Но почему нет в них этого праначала, первоосновы женской души? Не потому ли, что все они забалованные, заласканные, «маменькины» и «папенькины» дочки?.. Все им готовеньким подносилось. Никаких навыков жизни, никакой практики альтруизма. Только родительская готовность потворствовать им во всем. И вдруг реальность — внешний мир, который не желает их признавать. И переживание комплексов. Встреча с директором, возможность самоутверждения, обещание самореализации. Но какой ценой?..
Димка сел за стол и смотрел, как я работаю. Я принимал первоклашек, обрабатывал их царапины, укусы, порезы. Ждал, когда Димка заговорит.
— Что вы меня не гоните? — спросил он. — И вообще никого не гоните…
— А зачем? С вами интересней!
— А меня рокеры с собой брали, — сказал Димка, и я услышал хвастливые нотки в его голосе. — Здесь, в поселке, две семьи рокерских.
— Что это за семьи такие?
— Семья — это несколько рокеров и их вожак, их «папа».
— И куда же они тебя брали?
— Гонять, конечно. Только директору не говорите, ладно?..
— Так и гоняли все время?
— Остановки делали. Пожрать-попить, отношения выяснить.
— Какие отношения?
— Ну, одна девчонка ушла от «папы». К своему же рокеру. «Папа» избил этого парня.

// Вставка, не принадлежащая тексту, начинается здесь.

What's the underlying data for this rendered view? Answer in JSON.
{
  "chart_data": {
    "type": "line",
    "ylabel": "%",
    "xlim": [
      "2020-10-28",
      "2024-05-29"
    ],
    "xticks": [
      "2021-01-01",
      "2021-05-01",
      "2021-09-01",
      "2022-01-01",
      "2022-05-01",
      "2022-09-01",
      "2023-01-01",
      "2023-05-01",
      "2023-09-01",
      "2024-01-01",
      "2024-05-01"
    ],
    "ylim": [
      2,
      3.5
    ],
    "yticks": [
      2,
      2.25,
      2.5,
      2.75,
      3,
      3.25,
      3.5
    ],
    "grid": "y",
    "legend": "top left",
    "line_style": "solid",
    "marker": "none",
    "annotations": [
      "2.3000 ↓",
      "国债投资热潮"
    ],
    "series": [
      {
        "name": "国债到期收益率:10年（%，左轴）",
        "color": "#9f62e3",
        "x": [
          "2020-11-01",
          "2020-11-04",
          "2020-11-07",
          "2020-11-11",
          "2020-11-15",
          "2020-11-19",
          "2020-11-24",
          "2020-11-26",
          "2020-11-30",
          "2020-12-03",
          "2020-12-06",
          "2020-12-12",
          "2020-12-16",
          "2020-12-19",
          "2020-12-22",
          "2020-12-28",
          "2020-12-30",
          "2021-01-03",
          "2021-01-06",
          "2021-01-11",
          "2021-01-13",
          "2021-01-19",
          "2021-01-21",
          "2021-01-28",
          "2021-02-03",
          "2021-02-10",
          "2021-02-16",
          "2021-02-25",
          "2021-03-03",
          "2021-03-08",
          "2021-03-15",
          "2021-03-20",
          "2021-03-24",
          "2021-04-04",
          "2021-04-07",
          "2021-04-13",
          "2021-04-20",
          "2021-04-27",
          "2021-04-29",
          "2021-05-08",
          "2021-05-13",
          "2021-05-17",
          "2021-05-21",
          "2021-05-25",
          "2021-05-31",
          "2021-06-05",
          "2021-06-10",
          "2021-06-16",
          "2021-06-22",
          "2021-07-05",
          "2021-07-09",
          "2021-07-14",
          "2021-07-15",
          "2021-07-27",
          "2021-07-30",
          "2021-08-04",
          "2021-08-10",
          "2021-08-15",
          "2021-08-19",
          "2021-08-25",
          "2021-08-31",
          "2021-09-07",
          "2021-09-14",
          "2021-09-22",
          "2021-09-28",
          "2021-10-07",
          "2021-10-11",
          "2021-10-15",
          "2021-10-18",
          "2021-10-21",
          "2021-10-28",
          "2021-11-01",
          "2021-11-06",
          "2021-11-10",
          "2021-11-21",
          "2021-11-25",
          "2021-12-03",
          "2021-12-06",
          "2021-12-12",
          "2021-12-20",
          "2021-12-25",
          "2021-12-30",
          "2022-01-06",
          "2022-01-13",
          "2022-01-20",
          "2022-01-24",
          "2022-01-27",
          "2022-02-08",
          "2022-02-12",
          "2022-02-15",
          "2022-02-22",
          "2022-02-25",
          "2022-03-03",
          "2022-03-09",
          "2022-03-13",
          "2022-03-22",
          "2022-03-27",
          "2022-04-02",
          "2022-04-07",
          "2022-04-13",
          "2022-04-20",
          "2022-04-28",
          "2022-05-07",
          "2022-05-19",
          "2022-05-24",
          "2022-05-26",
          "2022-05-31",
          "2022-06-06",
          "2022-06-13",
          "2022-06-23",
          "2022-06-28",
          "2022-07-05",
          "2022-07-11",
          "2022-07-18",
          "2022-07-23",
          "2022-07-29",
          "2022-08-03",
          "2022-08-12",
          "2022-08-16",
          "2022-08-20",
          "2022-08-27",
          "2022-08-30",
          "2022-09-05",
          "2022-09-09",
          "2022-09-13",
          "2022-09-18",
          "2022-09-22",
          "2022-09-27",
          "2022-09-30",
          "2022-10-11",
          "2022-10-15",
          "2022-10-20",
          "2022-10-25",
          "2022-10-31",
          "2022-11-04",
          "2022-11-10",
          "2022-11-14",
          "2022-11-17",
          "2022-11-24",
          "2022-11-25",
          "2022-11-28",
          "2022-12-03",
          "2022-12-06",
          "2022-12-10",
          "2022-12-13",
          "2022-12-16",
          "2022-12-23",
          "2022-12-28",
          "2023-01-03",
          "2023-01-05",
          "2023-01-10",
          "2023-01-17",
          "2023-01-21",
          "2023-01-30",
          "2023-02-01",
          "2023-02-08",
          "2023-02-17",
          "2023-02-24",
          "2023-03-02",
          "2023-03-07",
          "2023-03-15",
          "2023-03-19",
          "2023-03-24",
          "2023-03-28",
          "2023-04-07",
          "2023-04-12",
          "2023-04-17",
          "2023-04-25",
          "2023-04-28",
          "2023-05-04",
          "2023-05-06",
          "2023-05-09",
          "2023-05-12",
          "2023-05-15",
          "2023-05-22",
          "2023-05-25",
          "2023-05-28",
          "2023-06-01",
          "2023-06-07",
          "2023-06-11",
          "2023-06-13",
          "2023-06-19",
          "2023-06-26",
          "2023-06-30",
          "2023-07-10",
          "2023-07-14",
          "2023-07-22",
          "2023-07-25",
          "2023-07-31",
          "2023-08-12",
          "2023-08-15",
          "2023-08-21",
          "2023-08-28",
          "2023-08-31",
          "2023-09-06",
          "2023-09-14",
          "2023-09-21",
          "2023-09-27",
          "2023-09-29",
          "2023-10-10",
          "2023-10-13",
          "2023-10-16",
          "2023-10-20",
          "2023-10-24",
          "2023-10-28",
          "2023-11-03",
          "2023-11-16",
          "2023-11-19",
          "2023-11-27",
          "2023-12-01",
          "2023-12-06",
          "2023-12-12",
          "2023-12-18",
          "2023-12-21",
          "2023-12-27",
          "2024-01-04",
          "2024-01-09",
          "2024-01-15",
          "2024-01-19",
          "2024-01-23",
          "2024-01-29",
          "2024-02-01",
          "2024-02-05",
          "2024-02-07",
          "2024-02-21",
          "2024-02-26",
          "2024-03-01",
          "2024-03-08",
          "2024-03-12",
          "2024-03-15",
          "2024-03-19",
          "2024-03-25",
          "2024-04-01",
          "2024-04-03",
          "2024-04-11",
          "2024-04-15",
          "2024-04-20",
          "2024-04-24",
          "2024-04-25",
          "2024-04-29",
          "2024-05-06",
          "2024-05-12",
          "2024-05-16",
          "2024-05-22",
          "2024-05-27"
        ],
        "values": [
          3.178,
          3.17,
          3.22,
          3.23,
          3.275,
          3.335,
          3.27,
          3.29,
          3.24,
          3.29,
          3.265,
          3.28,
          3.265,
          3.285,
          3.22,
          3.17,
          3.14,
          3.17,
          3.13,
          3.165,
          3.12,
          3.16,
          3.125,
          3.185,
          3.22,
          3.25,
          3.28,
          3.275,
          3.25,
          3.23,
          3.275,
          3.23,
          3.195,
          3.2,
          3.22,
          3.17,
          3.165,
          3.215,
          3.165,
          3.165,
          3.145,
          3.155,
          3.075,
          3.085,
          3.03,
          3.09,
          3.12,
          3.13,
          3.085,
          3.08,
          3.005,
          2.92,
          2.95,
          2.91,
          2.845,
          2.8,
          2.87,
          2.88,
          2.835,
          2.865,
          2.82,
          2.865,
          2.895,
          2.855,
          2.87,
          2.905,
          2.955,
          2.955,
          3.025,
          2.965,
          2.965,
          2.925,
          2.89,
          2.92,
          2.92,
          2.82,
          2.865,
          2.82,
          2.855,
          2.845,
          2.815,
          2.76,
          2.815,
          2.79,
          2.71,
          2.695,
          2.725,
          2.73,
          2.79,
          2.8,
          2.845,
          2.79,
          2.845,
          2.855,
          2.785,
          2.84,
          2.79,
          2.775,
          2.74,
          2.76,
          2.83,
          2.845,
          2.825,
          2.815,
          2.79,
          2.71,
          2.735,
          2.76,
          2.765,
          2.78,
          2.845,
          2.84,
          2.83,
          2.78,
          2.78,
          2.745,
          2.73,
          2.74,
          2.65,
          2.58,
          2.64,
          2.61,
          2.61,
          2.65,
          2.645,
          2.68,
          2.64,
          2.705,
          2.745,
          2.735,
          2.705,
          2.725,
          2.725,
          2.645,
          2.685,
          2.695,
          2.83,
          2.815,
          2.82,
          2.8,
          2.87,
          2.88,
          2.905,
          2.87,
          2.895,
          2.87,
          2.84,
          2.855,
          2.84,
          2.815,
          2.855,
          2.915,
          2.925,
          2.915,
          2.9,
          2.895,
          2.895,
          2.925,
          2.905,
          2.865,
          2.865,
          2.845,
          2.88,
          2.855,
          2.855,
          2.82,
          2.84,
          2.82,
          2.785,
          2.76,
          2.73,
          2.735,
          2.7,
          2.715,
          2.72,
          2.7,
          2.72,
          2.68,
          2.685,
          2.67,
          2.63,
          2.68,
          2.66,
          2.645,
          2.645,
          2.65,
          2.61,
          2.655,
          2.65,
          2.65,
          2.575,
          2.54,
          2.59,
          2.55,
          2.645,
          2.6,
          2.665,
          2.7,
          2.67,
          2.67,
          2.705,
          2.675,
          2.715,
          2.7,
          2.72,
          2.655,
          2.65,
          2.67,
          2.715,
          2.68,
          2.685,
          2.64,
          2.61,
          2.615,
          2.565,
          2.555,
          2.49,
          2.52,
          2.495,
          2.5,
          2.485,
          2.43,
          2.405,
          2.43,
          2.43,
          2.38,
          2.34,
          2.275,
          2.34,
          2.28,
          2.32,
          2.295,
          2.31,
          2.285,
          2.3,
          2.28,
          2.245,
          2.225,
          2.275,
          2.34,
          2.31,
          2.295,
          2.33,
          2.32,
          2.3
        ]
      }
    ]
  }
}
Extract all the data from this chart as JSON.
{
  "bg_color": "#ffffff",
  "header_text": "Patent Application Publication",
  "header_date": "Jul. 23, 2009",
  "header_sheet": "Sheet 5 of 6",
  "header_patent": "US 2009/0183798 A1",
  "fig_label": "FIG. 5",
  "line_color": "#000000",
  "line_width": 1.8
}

— И парень дал себя избить?
— Нет, он защищался. Но «папе» другие помогали.
— Всемером на одного?
— Вчетвером. Порядок же должен быть.
— Теперь понимаю, почему твои приятели девчонку избили. Тоже для порядка…
— Она сама виновата. Вредная и доносчица.
— Вот и получается, она вредная, а вы ее — для порядка — по мордасам…
— Да нет, это, конечно, неправильно.
Иду с уборщицей, проверяю чистоту в спальных, туалетах, коридорах. Она дышит тяжело, даже при спокойной ходьбе запыхалась.
— Я тоже в детдоме жила, — рассказывает мне. — Девять лет. Отец и мать от сыпняка в войну погибли. Голодно было, и босиком бегали. Все были без родителей. И все держались друг за друга. Были как братья и сестры. Картошку за лакомство считали. Она вкуснее была, чем нынешняя, точно помню…
Уборщица говорит о том, что читано-перечитано, видено-перевидено, и я слушаю ее вполуха. Потом простая мысль поражает: ею-то все это прожито! Разглядываю ее внимательно. Дряхлая какая! Зачем ей еще работа? И начинаю слушать осмысленно…
Делаю обход в изоляторе — осматриваю больных. Вдруг является Сережа и начинает меня передразнивать.
— Может, уймешься? — прошу я.
— Я тут уже был, — говорит Сережа серьезно. — Привезли меня в этот детдом и сунули в изолятор. А я три дня ничего не ел и стекла все побил. Теперь-то но-овенькие…
Он задумчиво смотрит на окна.
— Зачем же бушевал тогда?
— А просто так… В знак протеста…
Он снова начинает кривляться. Я не обращаю на него внимания. Так он и фиглярничает всласть до окончания обхода. Я ухожу, а он остается в изоляторе…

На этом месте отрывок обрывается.